The Life and Opinions of Tristram Shandy, Gentleman - Laurence Sterne [270]
4. Didius: generally taken to refer to Dr. Francis Topham, whom Sterne satirized under the name of Trim in A Political Romance (1759?). He is later characterized as “the great church lawyer” (III, xx). See Cash, Early Years, 129–30.
5. whim-wham: The double entendre is part of the word’s history. Although the OED gives the meaning as “A fantastic notion, odd fancy” or a “trifle,” one of the historical illustrations of the word is “He caus’d some forms of flowers twixt the Beast’s legges be painted to hide his whim wham” (1641). Florida establishes the likeliest source: Ozell’s gloss of the word in Rabelais, “men’s pissing tools” (4.32, 214, n. 2).
6. Dr. Kunastrokius: Dr. Richard Mead, a distinguished physician rumored to take pleasure in such activities.
7. HOBBY-HORSES: As well as hobbies and horses made from a wooden stick, this word suggests prostitutes and obsessions. See the beginning of II, v.
8. running horses: obsolete term for race horses, though the phrase in this context suggests a venereal disease (Grose: “A clap or gleet”).
9. coins … maggots and their butterflies: collectors’ obsessions; though a “maggot” may mean also a “whimsical or perverse fancy” (OED) and hence describe all such hobbies.
CHAP. VIII
1. De gustibus non est disputandum: “There is no disputing tastes”; a Latin proverb. Cf. Tristram’s “every man to his own taste,” above, vii.
2. Moon … fiddler and painter: echoes John Dryden’s description of Zimri in Absalom and Achitophel, who “in the course of one revolving moon, / Was chemist, fiddler, statesman, and buffoon; / Then all for women, painting, rhyming, drinking, / Besides ten thousand freaks that died in thinking” (Absalom and Achitophel, in Dryden, Works, ed. Earl Miner and Vinton A. Dearing, 2:21, lines 549–52). Sterne himself painted and played the violin. On these topics, see R. F. Brissenden, “Sterne and Painting,” in Of Books and Humankind: Essays and Poems Presented to Bonamy Dobrée, ed. John Butt (London: Routledge & Kegan Paul, 1974), 93–108, and William Freedman, Laurence Sterne and the Origins of the Musical Novel (Athens: University of Georgia Press, 1972).
3. pads: horses, especially those that go at an easy pace.
4. dedication: For Sterne’s real dedication to William Pitt, which appeared in the second edition, see xliii. Comic dedications were written earlier by Swift, Fielding, Smollett, and Charlotte Charke, among others.
CHAP. IX
1. bringing his points to bear: The phrase turns into a sexual pun.
2. guineas: The guinea was worth one pound, one shilling.
3. daubing: an inartistic painting implicitly compared to the mud or clay and wattles used to form walls.
4. painter’s scale: Roger de Piles popularized this twenty-point scheme for ranking the qualities of painters in his Cours de peinture (1708). Sterne’s passage is full of terms of art. See Brissenden, I, viii, n. 2 above.
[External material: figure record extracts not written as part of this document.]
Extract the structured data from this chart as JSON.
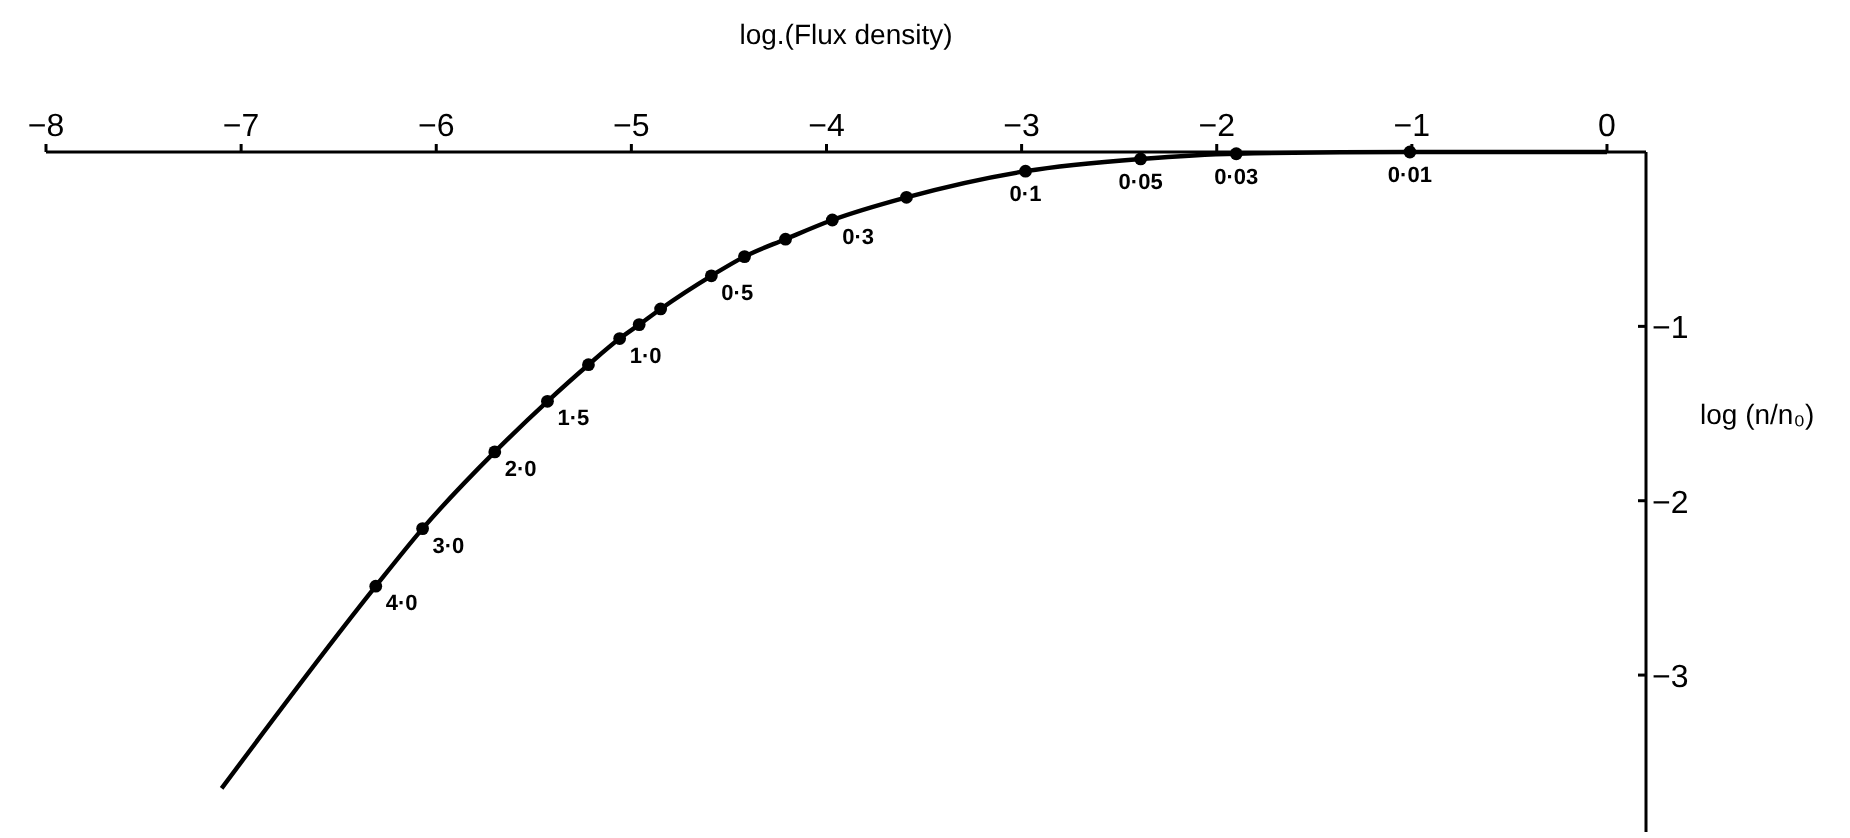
{
  "chart_data": {
    "type": "line",
    "xlabel": "log.(Flux density)",
    "ylabel": "log (n/n₀)",
    "xlim": [
      -8,
      0.2
    ],
    "ylim": [
      -3.9,
      0
    ],
    "xticks": [
      -8,
      -7,
      -6,
      -5,
      -4,
      -3,
      -2,
      -1,
      0
    ],
    "yticks": [
      -1,
      -2,
      -3
    ],
    "grid": false,
    "series": [
      {
        "color": "#000000",
        "marker": "none",
        "x": [
          -7.1,
          -6.31,
          -6.07,
          -5.7,
          -5.43,
          -5.22,
          -5.06,
          -4.96,
          -4.85,
          -4.59,
          -4.42,
          -4.21,
          -3.97,
          -3.59,
          -2.98,
          -2.39,
          -1.9,
          -1.01,
          0
        ],
        "values": [
          -3.65,
          -2.49,
          -2.16,
          -1.72,
          -1.43,
          -1.22,
          -1.07,
          -0.99,
          -0.9,
          -0.71,
          -0.6,
          -0.5,
          -0.39,
          -0.26,
          -0.11,
          -0.04,
          -0.01,
          0,
          0
        ]
      },
      {
        "type": "scatter",
        "color": "#000000",
        "marker": "circle",
        "x": [
          -6.31,
          -6.07,
          -5.7,
          -5.43,
          -5.22,
          -5.06,
          -4.96,
          -4.85,
          -4.59,
          -4.42,
          -4.21,
          -3.97,
          -3.59,
          -2.98,
          -2.39,
          -1.9,
          -1.01
        ],
        "values": [
          -2.49,
          -2.16,
          -1.72,
          -1.43,
          -1.22,
          -1.07,
          -0.99,
          -0.9,
          -0.71,
          -0.6,
          -0.5,
          -0.39,
          -0.26,
          -0.11,
          -0.04,
          -0.01,
          0
        ]
      }
    ],
    "annotations": [
      {
        "text": "4·0",
        "x": -6.31,
        "y": -2.49
      },
      {
        "text": "3·0",
        "x": -6.07,
        "y": -2.16
      },
      {
        "text": "2·0",
        "x": -5.7,
        "y": -1.72
      },
      {
        "text": "1·5",
        "x": -5.43,
        "y": -1.43
      },
      {
        "text": "1·0",
        "x": -5.06,
        "y": -1.07
      },
      {
        "text": "0·5",
        "x": -4.59,
        "y": -0.71
      },
      {
        "text": "0·3",
        "x": -3.97,
        "y": -0.39
      },
      {
        "text": "0·1",
        "x": -2.98,
        "y": -0.11
      },
      {
        "text": "0·05",
        "x": -2.39,
        "y": -0.04
      },
      {
        "text": "0·03",
        "x": -1.9,
        "y": -0.01
      },
      {
        "text": "0·01",
        "x": -1.01,
        "y": 0
      }
    ]
  }
}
5. keeping: the maintenance of harmony of composition, especially in relation to representations of nearer and farther objects in a painting.
6. principal lights: in a painting, the main parts represented as lit by sources of illumination.
7. tout ensemble: literally, whole assemblage (French)—the harmonious composition of the painting.
8. Mr. Dodsley: Sterne had originally tried (unsuccessfully) to interest Robert Dodsley, a prominent London bookseller, in publishing his book. This volume and the second were published in York, but Dodsley’s brother James, who took over the business in March 1759, published the second edition of both later that year.
9. MOON … run mad: Lunacy was believed at an earlier time to be caused by phases of the moon.
10. CANDID and Miss CUNEGUND’S: the hero and heroine of Voltaire’s Candide, published in English translation as Candid: or, All for the Best earlier in 1759.
CHAP. X
1. country-talk: The OED, giving Sterne as the sole example, says “the talk of a … country-side,” but cf. Hamlet’s bawdy “country matters,” Hamlet, 3.2.116.